Oil Pollution Threat to Chilika Biodiversity - The New Indian Express

Oil Pollution Threat to Chilika Biodiversity

Published: 04th March 2014 08:30 AM

Last Updated: 04th March 2014 08:31 AM

Environmental experts have warned against possibility of oil pollution in Chilika lagoon, thanks to the large number of ill-equipped mechanised country boats that ply in the lagoon. Their analysis is based on petroleum hydrocarbon (PHC) concentration found in certain segments of the 1,100 sq km brackish water lake.

A scientific report that has appeared in the latest edition of Current Science says that PHC concentration was found in outer channel, central as well as in souther sectors of the lake. Samples collected during September were analysed.

The results showed that outer channel of the lagoon had the highest PHC concentration of 330 microgram per litre whereas northern sector had the lowest - 50 microgram per litre. Similarly, PHC concentration in central and southern sectors was 280 microgram and 130 microgram respectively.

The central sector and outer channel have higher concentration of traditional non-motorised and motorised fishing boats while these two zones are also heart of the tourism activities which could be the reason for the high PHC value compared to other sectors, the report said.

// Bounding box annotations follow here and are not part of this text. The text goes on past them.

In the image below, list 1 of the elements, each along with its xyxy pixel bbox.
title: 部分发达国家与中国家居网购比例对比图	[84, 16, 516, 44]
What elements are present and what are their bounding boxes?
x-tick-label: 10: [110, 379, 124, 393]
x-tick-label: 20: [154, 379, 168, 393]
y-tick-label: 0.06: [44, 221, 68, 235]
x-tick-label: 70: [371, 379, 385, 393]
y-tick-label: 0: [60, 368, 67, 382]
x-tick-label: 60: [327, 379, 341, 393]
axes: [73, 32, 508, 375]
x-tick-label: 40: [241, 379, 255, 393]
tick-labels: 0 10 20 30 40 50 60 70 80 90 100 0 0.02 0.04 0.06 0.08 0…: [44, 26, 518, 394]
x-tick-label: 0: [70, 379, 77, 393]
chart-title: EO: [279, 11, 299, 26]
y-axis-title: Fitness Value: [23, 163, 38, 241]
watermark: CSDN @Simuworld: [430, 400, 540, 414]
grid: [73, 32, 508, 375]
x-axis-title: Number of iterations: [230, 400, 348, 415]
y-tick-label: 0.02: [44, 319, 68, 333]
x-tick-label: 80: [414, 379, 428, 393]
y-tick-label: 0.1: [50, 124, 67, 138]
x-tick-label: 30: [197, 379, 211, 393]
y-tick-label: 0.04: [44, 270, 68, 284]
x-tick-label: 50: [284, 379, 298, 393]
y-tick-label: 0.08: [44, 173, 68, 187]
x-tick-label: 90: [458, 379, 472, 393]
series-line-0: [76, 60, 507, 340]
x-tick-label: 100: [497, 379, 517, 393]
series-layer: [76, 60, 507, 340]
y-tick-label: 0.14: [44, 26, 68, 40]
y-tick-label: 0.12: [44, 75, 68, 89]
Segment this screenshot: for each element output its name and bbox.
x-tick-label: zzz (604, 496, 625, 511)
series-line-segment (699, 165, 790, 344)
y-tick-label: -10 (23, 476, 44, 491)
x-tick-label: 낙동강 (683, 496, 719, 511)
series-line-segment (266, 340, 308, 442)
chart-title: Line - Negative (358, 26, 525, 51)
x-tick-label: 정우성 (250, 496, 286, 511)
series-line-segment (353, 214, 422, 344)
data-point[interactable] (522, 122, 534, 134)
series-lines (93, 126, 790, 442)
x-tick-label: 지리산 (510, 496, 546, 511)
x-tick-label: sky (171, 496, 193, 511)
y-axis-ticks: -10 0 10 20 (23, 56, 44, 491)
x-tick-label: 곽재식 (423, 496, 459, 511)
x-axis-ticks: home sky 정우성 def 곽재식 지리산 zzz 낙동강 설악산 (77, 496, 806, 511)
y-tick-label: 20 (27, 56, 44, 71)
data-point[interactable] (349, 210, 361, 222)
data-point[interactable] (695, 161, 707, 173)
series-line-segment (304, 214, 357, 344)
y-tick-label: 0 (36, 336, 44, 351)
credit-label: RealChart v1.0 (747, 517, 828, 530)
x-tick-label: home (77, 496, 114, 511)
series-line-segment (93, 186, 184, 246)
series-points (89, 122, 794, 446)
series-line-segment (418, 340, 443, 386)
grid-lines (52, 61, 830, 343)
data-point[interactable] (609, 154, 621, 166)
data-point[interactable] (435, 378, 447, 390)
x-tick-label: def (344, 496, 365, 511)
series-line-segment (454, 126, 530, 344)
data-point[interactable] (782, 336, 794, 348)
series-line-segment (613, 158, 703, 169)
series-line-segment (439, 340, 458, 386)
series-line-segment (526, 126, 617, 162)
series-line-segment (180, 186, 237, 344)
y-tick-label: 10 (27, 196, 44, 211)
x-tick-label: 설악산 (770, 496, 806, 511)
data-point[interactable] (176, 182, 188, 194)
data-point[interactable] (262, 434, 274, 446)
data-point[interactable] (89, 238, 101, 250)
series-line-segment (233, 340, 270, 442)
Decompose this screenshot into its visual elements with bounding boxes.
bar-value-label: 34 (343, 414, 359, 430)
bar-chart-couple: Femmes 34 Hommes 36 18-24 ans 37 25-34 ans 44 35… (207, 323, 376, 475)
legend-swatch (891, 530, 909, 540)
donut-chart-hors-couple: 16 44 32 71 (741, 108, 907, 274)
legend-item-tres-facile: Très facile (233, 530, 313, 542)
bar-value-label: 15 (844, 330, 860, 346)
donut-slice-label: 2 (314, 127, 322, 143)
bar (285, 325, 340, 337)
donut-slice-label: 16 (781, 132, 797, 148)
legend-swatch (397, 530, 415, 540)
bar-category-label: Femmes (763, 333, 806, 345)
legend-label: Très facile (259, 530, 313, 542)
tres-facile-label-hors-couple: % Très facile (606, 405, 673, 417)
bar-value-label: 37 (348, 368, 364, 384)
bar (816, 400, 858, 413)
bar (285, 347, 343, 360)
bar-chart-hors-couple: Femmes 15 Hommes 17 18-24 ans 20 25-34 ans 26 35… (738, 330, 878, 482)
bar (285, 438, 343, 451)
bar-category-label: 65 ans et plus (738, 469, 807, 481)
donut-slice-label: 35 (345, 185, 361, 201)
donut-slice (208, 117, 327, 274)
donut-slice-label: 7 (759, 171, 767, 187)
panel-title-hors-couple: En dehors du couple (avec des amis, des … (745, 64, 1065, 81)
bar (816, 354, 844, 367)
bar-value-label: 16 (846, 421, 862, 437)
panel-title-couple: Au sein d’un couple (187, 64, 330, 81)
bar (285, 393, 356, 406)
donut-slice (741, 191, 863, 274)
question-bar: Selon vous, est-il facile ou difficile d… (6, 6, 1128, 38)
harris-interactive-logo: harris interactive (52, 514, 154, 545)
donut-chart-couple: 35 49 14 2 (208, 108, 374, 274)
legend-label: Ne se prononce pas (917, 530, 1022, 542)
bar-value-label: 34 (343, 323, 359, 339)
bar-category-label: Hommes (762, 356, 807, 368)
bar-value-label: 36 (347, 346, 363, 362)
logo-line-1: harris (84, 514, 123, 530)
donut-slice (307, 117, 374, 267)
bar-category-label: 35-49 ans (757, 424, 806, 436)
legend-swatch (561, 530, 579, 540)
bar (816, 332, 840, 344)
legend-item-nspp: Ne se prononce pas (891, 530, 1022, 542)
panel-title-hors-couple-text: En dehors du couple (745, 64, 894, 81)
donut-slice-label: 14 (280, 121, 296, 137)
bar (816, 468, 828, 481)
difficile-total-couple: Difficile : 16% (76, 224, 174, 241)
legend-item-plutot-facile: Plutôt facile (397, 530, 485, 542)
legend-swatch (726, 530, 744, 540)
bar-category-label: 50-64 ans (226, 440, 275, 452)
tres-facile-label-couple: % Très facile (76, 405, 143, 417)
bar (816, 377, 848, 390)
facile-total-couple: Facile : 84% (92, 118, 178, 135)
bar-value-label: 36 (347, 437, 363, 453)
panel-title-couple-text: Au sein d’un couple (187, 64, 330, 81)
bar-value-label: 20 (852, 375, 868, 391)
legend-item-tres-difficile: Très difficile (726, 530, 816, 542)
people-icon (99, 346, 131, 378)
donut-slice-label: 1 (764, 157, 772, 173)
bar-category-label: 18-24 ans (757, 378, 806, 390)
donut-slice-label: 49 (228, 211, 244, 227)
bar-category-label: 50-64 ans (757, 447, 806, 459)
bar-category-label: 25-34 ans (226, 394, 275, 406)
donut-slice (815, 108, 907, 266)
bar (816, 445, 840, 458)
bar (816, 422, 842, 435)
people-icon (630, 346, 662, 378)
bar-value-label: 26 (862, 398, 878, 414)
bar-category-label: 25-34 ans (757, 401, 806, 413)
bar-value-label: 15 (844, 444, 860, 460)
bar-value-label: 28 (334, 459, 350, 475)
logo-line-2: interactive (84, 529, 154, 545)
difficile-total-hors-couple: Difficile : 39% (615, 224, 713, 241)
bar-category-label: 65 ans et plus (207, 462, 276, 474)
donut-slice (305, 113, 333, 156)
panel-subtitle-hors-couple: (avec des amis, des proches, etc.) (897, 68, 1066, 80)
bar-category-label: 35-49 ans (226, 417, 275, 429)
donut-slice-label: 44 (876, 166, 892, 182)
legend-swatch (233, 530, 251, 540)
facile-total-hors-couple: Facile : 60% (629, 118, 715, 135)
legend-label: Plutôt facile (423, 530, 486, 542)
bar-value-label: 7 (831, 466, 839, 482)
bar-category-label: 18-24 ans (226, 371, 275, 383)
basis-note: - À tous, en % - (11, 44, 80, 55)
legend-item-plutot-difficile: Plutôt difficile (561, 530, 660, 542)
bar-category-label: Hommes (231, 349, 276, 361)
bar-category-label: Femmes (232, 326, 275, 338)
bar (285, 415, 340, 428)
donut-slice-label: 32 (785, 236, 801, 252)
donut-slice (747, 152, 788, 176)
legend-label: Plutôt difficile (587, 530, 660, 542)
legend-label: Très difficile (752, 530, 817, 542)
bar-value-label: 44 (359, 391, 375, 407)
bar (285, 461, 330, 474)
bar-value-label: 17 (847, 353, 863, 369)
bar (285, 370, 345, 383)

Interestingly, PHC values in Arabian Sea goes up to 305 microgram, reaches 123 microgram in Visakhapatnam harbour, 139 microgram at Chennai harbour and ranges between 14 and 1,771 microgram between Chennai and Nagapattinam.

The report said oil leaks from the motorised vessels may impact lagoon environment directly or indirectly in Chilika since petroleum oil contains volatile organic compounds which partially evaporate by losing 20 per cent to 30 per cent of their mass. These compounds become more viscous and dense which provide more resistance to oil flow. Though a small percentage of oil may dissolve, the residue can disperse invisibly to make a thick coating on the water surface posing problem for photosynthesis. Similarly, oil also mixes with suspended matter and sinks to the bottom affecting aquatic systems.

The experts, drawn from Department of Marine Sciences, Berhampur University, National Institute of Oceanography, Visakhapatnam and Indian National Centre for Ocean Information Services, felt that oil pollution can have an adverse impact on the birds and other wildlife. Irrawaddy Dolphins may also face health problems if the pollution level rises while outflux through outer channel to the Bay of Bengal could impact Olive Ridley turtles which nest on the State’s coast.

Over two lakh fishermen depend on Chilika for their livelihood. More than 5,000 non-motorised and 2,200-plus motorised boats are used for fishing in the lagoon.

The report has suggested that the problem can be solved by safer handling of fuel oil, awareness among boat owners and oil spill removal through bio-remedial and self-cleaning bacteria.